The UK election news this morning means that things will be fluid over the coming months. Here are some initial thoughts with more to follow next week.
1. Portfolio positioning is already in place, leaning to the cautious, with plans in reserve to take advantage of any volatility.
2. Diversification and adaptability will play a crucial role, and you are well placed for this.
3. Markets remain adaptable to a ‘Softer Brexit’.
4. The next few months will be fascinating, as May tries to form a Government with the help of the DUP. It creates a period of potential instability and future surprises. It’s messy and unpredictable.
5. Markets have remained calm due to a view that there will be some continuity and a possible ‘Softer Brexit’.
6. Markets have taken the view that there may be no immediate Conservative leadership challenge, but this situation is likely to be fluid.
7. Sinn Fein have confirmed they will not be taking their 7 seats in Westminster and will continue to abstain. This effectively reduces the technical 326 majority required to 319, but still creates governance issues for the Government.

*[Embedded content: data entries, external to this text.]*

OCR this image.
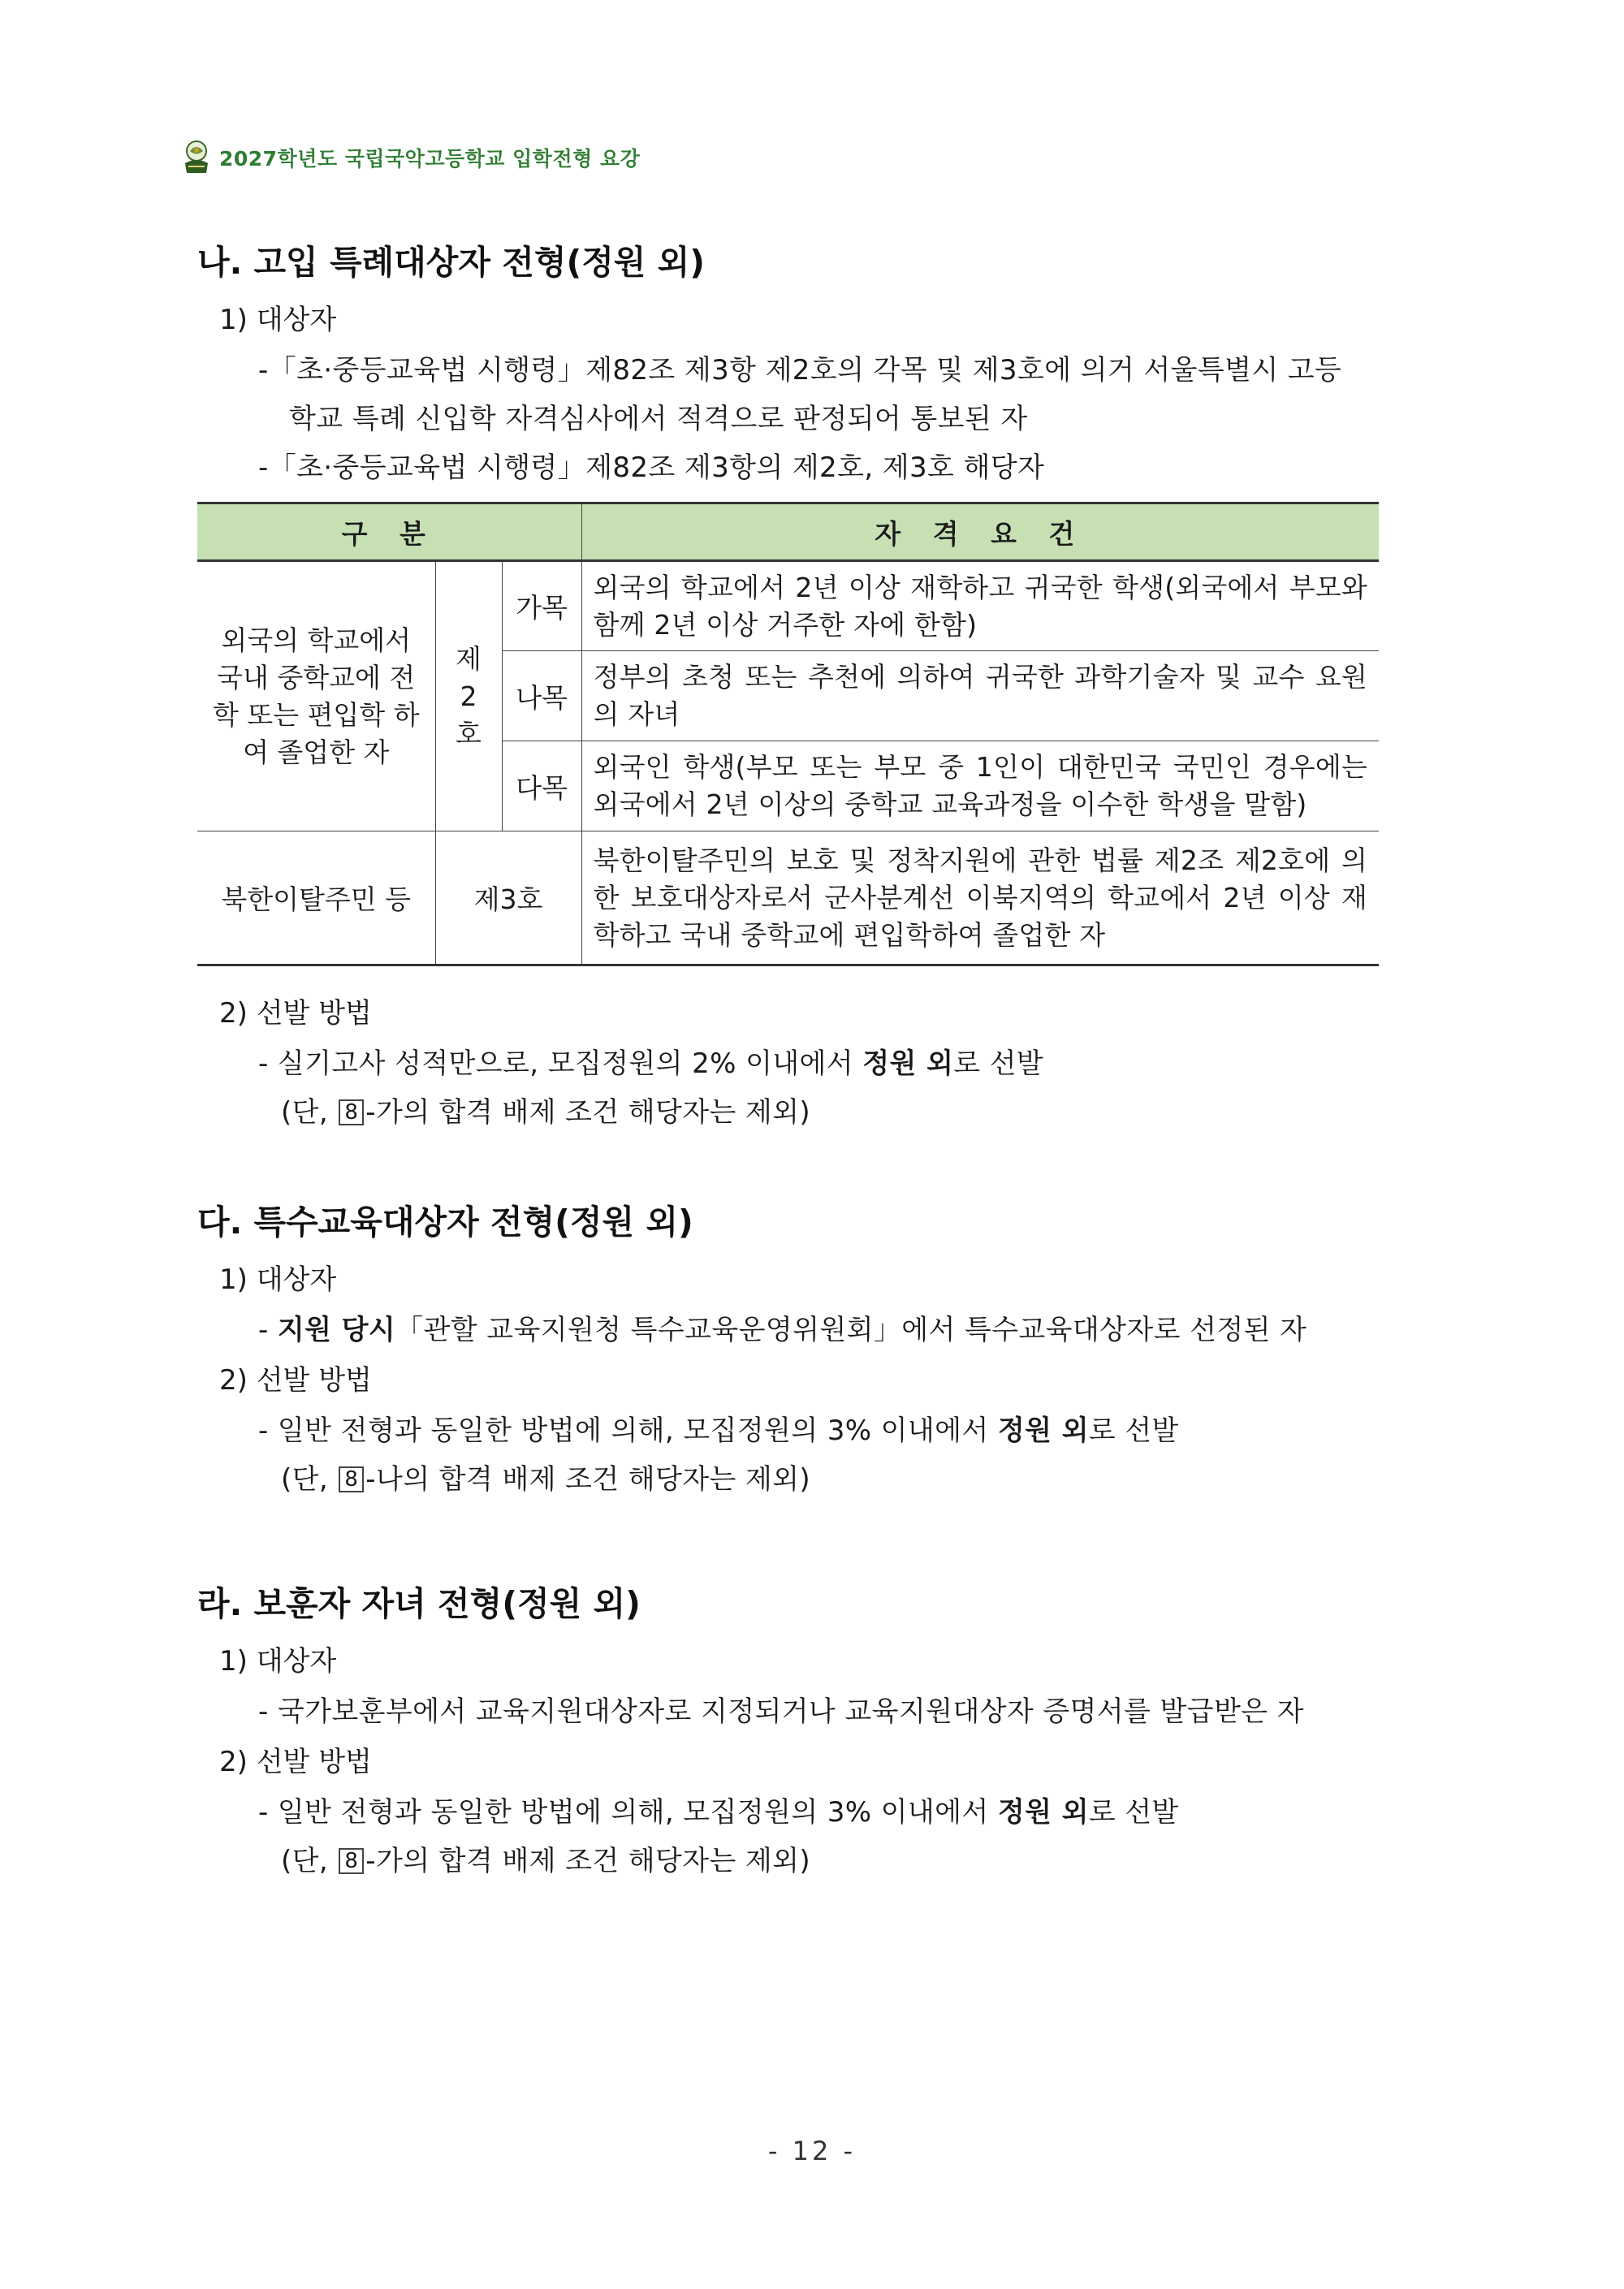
2027학년도 국립국악고등학교 입학전형 요강
나. 고입 특례대상자 전형(정원 외)
1) 대상자
-「초·중등교육법 시행령」제82조 제3항 제2호의 각목 및 제3호에 의거 서울특별시 고등
학교 특례 신입학 자격심사에서 적격으로 판정되어 통보된 자
-「초·중등교육법 시행령」제82조 제3항의 제2호, 제3호 해당자
구 분			자 격 요 건
외국의 학교에서 국내 중학교에 전학 또는 편입학 하여 졸업한 자	제 2 호	가목	외국의 학교에서 2년 이상 재학하고 귀국한 학생(외국에서 부모와 함께 2년 이상 거주한 자에 한함)
		나목	정부의 초청 또는 추천에 의하여 귀국한 과학기술자 및 교수 요원의 자녀
		다목	외국인 학생(부모 또는 부모 중 1인이 대한민국 국민인 경우에는 외국에서 2년 이상의 중학교 교육과정을 이수한 학생을 말함)
북한이탈주민 등	제3호		북한이탈주민의 보호 및 정착지원에 관한 법률 제2조 제2호에 의한 보호대상자로서 군사분계선 이북지역의 학교에서 2년 이상 재학하고 국내 중학교에 편입학하여 졸업한 자
2) 선발 방법
- 실기고사 성적만으로, 모집정원의 2% 이내에서 정원 외로 선발
(단, 8 -가의 합격 배제 조건 해당자는 제외)
다. 특수교육대상자 전형(정원 외)
1) 대상자
- 지원 당시「관할 교육지원청 특수교육운영위원회」에서 특수교육대상자로 선정된 자
2) 선발 방법
- 일반 전형과 동일한 방법에 의해, 모집정원의 3% 이내에서 정원 외로 선발
(단, 8 -나의 합격 배제 조건 해당자는 제외)
라. 보훈자 자녀 전형(정원 외)
1) 대상자
- 국가보훈부에서 교육지원대상자로 지정되거나 교육지원대상자 증명서를 발급받은 자
2) 선발 방법
- 일반 전형과 동일한 방법에 의해, 모집정원의 3% 이내에서 정원 외로 선발
(단, 8 -가의 합격 배제 조건 해당자는 제외)
- 12 -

8. History has been made in this election, with now more than 200 women MP’s , a very strong youth vote, and the impact of social media.
In Summary
Markets have adapted to a possible ‘Softer Brexit’ stance because a key red line of the DUP is porous borders. For short term stability there may not be an immediate Conservative leadership challenge, however ‘vote by issue’ is fragile, so more political instability cannot be ruled out. Whilst US markets remain reasonably robust, long term contagion is ‘currently’ contained.